In recent years with the increased susceptibility to powdery mildew in the dominant wheat varieties this disease has become increasingly important. The powdery mildew that attacks wheat (Blumeria graminis f. sp. tritici) will not attack barley and visa-versa.

The disease is most common in lush, early sown crops with adequate nitrogen nutrition. It is first observed during tillering but does not normally persist beyond ear emergence, but given suitable conditions can impact grain yield.

What to Look For

At first, small, yellow spots appear on the leaves. Several days later a white fluffy fungus can be seen in these spots.

The fungus can infect all above-ground parts of the plant, including the head. It causes yellowing and early death of leaves. Later in the season the fungus produces small black specks. These are commonly found in old infections near the base of the plant.

White powder like substance on a young barley plant

Powdery mildew on barley. Symptoms of white fluffy fungus on leaves are similar on wheat.

Disease Cycle

Each mildew infection produces masses of tiny, white spores. These are readily blown about by the wind, spreading the disease. The fungus needs a high humidity but not rain or dew to infect the plant. Development of powdery mildew is greater at mild temperatures (15-22°C) and in lush crops.

Mildew symptoms usually appear five to seven days after infection. The fungus can multiply quickly, and crops can become heavily diseased within four to five weeks of the first signs of the disease. The disease most likely carries over from one season to the next on the stubble. Mildew from one cereal (e.g. barley) will not infect other cereals (e.g. wheat).

Disease cycle of powdery mildew of cereals-wheat

Disease cycle of powdery mildew of cereals-wheat. Illustration by Kylie Fowler.

Powdery Mildew of Wheat Management


There are both seed and foliar fungicides available for the suppression of powdery mildew in wheat.

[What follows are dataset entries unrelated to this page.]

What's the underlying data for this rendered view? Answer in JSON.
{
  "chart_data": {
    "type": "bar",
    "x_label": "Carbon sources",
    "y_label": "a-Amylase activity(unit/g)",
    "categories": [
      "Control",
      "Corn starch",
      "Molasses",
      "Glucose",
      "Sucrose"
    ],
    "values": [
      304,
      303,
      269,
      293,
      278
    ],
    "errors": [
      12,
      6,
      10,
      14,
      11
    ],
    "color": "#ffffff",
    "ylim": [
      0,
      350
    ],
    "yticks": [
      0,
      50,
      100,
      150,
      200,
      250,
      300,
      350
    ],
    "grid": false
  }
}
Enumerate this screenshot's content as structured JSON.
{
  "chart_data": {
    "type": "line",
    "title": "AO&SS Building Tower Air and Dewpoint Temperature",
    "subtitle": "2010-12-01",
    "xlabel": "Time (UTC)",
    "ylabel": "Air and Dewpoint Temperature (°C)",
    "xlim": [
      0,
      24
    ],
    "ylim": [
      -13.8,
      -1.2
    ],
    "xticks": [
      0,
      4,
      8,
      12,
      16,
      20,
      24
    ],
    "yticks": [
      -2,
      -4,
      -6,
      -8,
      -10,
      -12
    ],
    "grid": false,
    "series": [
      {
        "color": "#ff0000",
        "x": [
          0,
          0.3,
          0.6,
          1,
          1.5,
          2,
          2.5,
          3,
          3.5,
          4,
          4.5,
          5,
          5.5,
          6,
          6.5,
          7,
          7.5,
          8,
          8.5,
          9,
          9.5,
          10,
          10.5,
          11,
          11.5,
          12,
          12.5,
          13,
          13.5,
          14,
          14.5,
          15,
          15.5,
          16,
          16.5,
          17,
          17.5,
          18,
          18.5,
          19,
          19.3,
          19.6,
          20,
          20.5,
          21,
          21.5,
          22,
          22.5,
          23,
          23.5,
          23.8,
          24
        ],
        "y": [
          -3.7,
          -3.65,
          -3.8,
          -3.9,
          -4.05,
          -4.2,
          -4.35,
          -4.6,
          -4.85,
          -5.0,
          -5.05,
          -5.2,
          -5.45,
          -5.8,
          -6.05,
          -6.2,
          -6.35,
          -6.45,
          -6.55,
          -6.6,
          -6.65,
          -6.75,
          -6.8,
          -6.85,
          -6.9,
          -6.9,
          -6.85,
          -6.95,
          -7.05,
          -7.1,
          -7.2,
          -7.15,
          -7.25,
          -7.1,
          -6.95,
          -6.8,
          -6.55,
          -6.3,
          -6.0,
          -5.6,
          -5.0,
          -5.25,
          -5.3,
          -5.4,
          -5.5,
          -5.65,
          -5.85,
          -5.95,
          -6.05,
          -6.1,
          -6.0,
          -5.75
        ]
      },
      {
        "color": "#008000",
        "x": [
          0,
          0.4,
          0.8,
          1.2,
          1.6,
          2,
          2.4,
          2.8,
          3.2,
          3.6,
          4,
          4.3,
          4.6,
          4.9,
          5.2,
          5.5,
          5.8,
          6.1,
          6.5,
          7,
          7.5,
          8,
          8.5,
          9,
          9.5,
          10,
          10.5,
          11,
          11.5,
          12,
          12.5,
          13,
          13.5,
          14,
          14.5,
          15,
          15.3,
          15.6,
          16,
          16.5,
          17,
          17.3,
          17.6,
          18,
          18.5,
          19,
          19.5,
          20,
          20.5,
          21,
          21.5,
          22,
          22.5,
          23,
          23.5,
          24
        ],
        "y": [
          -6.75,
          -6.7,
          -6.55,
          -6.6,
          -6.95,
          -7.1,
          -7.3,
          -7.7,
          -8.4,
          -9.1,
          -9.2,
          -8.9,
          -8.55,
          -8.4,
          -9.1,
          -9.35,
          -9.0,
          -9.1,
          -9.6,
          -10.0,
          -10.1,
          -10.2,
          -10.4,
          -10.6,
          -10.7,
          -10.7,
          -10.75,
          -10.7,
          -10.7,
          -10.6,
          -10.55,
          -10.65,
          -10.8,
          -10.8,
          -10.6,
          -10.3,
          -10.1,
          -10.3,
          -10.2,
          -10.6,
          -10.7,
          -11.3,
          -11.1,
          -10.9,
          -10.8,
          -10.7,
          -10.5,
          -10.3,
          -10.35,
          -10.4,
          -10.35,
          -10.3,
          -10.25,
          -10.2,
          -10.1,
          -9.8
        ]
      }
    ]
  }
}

As mildew builds up on the base of plants foliar applications before canopy closure are usually more effective as the fungicide is able to reach the target. It is for this reason that effective seed or fertiliser treatments are important for control of this disease.


No stubble treatments or crop rotations will effectively control powdery mildew because spores can be readily blown onto a healthy crop from diseased crops in the district.

Varietal resistance

There is variation in wheat varieties to their reaction to powdery mildew. In areas prone to powdery mildew avoid highly susceptible varieties if possible. Current varietal disease ratings for powdery mildew can be found in a current Victorian Cereal Disease Guide or the NVT website.